Maman me lançait des regards en coin, pas inquiète mais troublée. Elle regardait la route, je regardais le paysage qui s'offrait à moi. Rien à faire, la seule chose qui restait présente dans mon esprit était Adi.

Ma maison ne m'avait jamais paru aussi terne et aussi vide. Ce qui me démoralisait encore plus, c'était qu'Adi ne verrait jamais cet endroit. Sans mes parents, le manoir était d'une beauté époustouflante.

Je descendais lentement de la voiture. Le soleil tapait plus fort que jamais : j'aurais aimé qu'il se cache derrière une pile sombre de nuages pour compléter ma douleur. Il faisait trop beau.

Adi était un soleil, un immense et magnifique soleil et personne, pas même l'étoile en elle-même, n'aurait pû combler la lumière qu'elle m'avait donné. Je souffrai tellement que s'en était ridicule.

Ma mère fit claquer ses talons haut sur les pavés, je la suivais les mains dans les poches de mon sweat. Je ne savais pas ce que j'allais faire. Il y aurait très certainement un enterrement, une crémation, et je me devais d'y assister.

Mais après ? Qu'aurais-je pû faire pour noyer mon chagrin ? Rien de censé ne me venait à l'esprit. Maman me laissa partir dans le jardin, où je me laissa tomber comme Adi l'avait fait dans la neige. Je sentais la douleur dans mon dos, mais je m'en fichais. Une petite larme coula sur ma joue et tomba dans l'herbe, laissant une petite trace mouillée sur ma peau. Je ne l'essuyais pas. Je n'avais pas envie de l'essuyer. Je voulais qu'elle reste comme j'avais voulu qu'Adi reste à mes côtés.

Les bruits de la nature parvenait mollement à mes oreilles, il y avait probablement des bestioles autour. Ce n'était pas grave. Adi aimait les animaux. Elle m'avait confié qu'elle voulait un chat, un petit chat roux parce qu'elle aimait cette couleur, mais ses parents n'étaient pas d'accord. Quand elle allait chez des amis, elle était toujours contente quand il y avait un animal. Je souris. Je n'avais pas de mauvais souvenirs d'Adi. Elle avait rempli mes journées de joie sans y amener du doute ou de la tristesse. La seule erreur qu'elle avait commise avait été de partir sans me laisser la chance de pouvoir l'aider.

Peut-être qu'on aurait pu avoir un chat. Et un chien. Et un caméléon, si elle en voulait un. J'aurai accepté chacune de ses demandes. On aurait eu un enfant, ou deux, ou trois. Une grande maison perdue au milieu de nulle part, qui aurait abrité nos fous rires et nos malheurs. J'aurai donné tellement pour avoir cette vie-là. Malheureusement, rien ne pouvait ramener les morts. Une vie n'avait pas de valeur matérielle.

Je pleurai, silencieuse, engloutie dans ma douleur. Je n'avais pas les mots pour exprimer ce que je ressentais. J'avais mal d'une absence et je savais très bien que rien ne pouvait la combler.

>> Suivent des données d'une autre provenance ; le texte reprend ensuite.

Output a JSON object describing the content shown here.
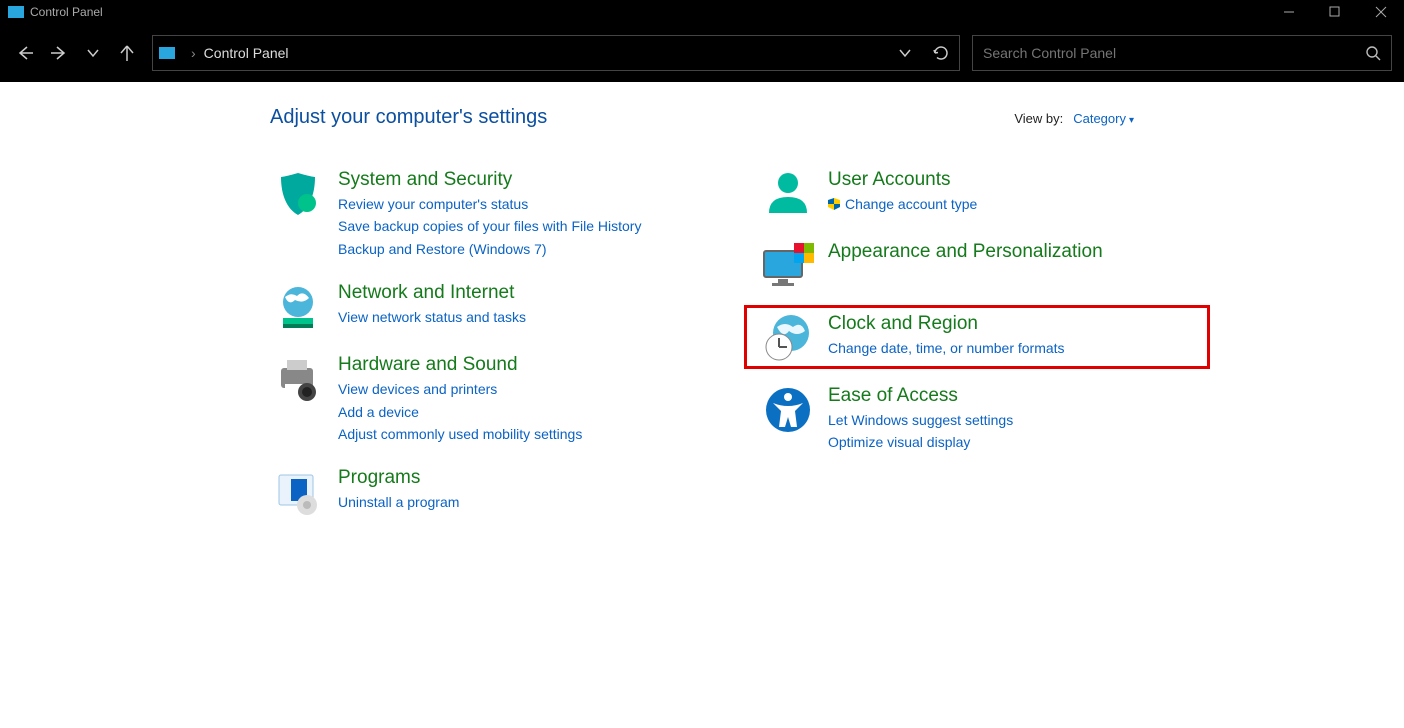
{
  "titlebar": {
    "title": "Control Panel"
  },
  "address": {
    "crumb": "Control Panel"
  },
  "search": {
    "placeholder": "Search Control Panel"
  },
  "header": {
    "title": "Adjust your computer's settings",
    "viewby_label": "View by:",
    "viewby_value": "Category"
  },
  "left": {
    "system": {
      "title": "System and Security",
      "link1": "Review your computer's status",
      "link2": "Save backup copies of your files with File History",
      "link3": "Backup and Restore (Windows 7)"
    },
    "network": {
      "title": "Network and Internet",
      "link1": "View network status and tasks"
    },
    "hardware": {
      "title": "Hardware and Sound",
      "link1": "View devices and printers",
      "link2": "Add a device",
      "link3": "Adjust commonly used mobility settings"
    },
    "programs": {
      "title": "Programs",
      "link1": "Uninstall a program"
    }
  },
  "right": {
    "user": {
      "title": "User Accounts",
      "link1": "Change account type"
    },
    "appearance": {
      "title": "Appearance and Personalization"
    },
    "clock": {
      "title": "Clock and Region",
      "link1": "Change date, time, or number formats"
    },
    "ease": {
      "title": "Ease of Access",
      "link1": "Let Windows suggest settings",
      "link2": "Optimize visual display"
    }
  }
}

Je n'avais jamais vu les yeux d'Adi tristes. Je regardais peut-être mal. Était-ce de ma faute ? Avais-je négligé quelque chose de vital ? Pourquoi Adi avait-elle décidé de me quitter, de nous quitter ? Ces milliers de question et cette culpabilité croissante me bousillait le cœur. Je voulais revoir Adi sourire, juste une dernière fois, lui dire au revoir ou lui demander de rester. Je ne savais plus quoi faire à part mettre la mort d'Adi sur mon dos.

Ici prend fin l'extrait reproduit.